4 steps to improve root cause analysis

Teams that follow observability standards, use monitoring tools, and foster a culture of collaboration can more quickly discover the root cause of system outages and performance issues.

Contributor, InfoWorld |

4 steps to improve root cause analysis — Realstock/Shutterstock

When there’s a major systems outage or performance issue, IT teams come to the rescue to restore services as quickly as possible. Some IT organizations follow IT service management (ITSM) incident management practices to restore service, then follow problem management procedures to perform root cause analysis (RCA).
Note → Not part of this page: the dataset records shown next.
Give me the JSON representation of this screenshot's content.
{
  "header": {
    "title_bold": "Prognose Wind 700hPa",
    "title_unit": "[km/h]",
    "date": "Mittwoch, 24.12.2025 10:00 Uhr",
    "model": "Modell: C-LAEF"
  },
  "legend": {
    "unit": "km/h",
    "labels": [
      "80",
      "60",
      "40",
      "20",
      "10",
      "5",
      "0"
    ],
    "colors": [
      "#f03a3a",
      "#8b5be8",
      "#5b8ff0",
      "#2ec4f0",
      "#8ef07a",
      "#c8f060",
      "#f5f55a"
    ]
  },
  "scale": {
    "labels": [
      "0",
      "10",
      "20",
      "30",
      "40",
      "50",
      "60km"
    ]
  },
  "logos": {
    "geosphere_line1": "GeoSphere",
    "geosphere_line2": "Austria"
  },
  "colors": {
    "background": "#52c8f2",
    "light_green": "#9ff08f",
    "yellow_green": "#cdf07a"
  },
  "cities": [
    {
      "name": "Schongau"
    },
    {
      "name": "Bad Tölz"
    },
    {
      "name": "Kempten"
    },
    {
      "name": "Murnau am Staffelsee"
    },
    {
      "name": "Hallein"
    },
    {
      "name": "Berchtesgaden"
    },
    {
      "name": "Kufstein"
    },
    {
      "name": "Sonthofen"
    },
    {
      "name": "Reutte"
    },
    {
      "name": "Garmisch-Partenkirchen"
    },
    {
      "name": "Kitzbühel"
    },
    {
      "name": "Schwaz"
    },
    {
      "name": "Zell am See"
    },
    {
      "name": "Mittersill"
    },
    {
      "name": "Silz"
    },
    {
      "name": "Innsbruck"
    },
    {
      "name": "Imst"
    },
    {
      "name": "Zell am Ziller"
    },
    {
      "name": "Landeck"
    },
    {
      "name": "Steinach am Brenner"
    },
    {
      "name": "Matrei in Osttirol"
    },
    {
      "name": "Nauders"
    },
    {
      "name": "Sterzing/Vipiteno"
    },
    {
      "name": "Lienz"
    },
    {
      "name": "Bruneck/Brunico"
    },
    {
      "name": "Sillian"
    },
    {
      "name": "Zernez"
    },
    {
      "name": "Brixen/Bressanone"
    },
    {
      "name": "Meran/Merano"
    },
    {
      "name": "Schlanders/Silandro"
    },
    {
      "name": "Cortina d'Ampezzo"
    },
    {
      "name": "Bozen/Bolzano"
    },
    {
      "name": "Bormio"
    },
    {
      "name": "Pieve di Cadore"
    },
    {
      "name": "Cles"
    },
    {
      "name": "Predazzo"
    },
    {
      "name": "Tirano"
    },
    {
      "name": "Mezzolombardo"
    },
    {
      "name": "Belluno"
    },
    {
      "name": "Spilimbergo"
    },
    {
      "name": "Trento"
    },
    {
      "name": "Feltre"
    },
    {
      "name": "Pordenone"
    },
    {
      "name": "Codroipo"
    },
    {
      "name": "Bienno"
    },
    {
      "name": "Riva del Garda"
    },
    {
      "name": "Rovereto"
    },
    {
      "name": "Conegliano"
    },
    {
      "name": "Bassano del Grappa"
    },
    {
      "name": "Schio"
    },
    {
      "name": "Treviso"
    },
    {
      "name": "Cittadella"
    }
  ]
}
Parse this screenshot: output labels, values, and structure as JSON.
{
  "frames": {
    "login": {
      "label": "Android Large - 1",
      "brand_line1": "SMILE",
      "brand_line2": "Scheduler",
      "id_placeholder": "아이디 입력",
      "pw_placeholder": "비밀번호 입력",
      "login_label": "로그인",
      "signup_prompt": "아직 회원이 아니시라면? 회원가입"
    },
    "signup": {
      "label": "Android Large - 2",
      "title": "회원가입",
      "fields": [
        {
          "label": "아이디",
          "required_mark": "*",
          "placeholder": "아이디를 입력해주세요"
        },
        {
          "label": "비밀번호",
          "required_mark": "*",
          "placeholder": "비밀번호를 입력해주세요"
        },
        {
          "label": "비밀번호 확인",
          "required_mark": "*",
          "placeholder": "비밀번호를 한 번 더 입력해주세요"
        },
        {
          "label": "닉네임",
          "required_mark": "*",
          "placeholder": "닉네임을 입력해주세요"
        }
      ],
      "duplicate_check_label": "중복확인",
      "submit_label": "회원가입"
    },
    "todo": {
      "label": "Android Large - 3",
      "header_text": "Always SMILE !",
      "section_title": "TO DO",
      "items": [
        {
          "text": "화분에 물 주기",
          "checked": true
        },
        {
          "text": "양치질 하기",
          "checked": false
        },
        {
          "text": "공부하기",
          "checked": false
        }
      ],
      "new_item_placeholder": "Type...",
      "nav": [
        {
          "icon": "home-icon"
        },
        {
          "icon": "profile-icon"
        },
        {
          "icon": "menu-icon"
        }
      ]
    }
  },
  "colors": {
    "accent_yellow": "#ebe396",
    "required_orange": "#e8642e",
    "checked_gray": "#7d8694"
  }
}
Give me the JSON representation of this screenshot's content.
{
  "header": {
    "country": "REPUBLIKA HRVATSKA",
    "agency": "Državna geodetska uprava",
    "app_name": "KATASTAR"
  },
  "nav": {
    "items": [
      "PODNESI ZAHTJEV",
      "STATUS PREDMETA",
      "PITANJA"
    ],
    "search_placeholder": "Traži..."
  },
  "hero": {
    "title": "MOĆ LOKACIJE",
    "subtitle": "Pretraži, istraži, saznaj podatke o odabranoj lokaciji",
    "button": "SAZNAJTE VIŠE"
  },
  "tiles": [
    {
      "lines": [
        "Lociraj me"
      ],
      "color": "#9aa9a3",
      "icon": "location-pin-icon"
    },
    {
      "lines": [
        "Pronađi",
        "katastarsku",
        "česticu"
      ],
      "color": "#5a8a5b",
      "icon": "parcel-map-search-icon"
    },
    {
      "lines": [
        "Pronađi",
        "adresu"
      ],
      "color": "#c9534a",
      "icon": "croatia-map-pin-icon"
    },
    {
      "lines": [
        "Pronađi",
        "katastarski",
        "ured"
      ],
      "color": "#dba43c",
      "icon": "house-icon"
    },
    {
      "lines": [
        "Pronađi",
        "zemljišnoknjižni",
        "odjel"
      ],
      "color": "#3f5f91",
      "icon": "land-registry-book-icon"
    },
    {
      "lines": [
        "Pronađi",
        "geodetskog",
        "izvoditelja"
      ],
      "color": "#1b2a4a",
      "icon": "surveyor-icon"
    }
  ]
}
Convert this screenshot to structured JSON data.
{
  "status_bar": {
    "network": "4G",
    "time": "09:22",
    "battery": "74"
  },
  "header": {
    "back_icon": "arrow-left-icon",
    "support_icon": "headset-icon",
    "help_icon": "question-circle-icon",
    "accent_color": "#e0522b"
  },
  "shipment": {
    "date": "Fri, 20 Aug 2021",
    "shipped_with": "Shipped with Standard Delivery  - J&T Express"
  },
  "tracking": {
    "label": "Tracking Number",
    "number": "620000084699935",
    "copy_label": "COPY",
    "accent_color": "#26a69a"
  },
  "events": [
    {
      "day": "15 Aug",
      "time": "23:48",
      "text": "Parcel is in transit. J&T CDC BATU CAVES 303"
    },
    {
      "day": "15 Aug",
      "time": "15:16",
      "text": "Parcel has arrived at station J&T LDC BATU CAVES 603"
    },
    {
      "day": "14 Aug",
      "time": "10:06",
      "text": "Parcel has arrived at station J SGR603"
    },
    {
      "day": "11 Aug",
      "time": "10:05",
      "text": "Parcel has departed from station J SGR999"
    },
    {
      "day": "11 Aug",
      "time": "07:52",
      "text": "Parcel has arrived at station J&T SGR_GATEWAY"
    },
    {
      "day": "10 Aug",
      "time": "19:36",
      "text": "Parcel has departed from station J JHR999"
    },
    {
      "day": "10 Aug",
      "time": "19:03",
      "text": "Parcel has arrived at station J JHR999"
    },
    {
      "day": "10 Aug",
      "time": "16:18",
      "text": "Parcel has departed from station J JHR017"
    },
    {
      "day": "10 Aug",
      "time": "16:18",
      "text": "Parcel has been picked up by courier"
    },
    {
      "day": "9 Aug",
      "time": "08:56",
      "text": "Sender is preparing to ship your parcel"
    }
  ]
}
More advanced organizations may employ site reliability engineers (SREs) involved in incident and problem management, but their primary responsibility is to drive more proactive steps to reduce error rates and improve service level objectives.

While much of IT operations tends to focus on major incidents like outages, disruptive performance issues, and security attacks, one of the more difficult challenges is finding the root cause behind sporadic, needle-in-a-haystack issues. These issues are infrequent, impact a small subset of users, or last for a very short duration. However, they can be very damaging to the business if they occur during critical operations performed by important end users.

Here are some examples:

A user creates a complex website search or database query that hoards system resources and bottlenecks all other searching activities.
A transaction locks system resources and only creates a performance issue when multiple users perform the same transaction simultaneously.
A faulty cable, network card, or other device creates packet loss, but the impact is only felt by end users during peak usage periods.
A database backup procedure’s duration increases as data grows, creating performance issues only for a subset of end users.
A third-party service has slower-than-usual response times and degrades performance for dependent applications.

“Narrowing down difficult application performance issues requires a functioning debugging and feedback loop,” says Liz Fong-Jones, field CTO of Honeycomb. “Simple, quick issues often turn up in a spike in a single pre-aggregated query on a dashboard, but any issue more complicated than that is, by definition, an “unknown unknown” that was not previously seen or anticipated by the developer at the time they wrote the code.”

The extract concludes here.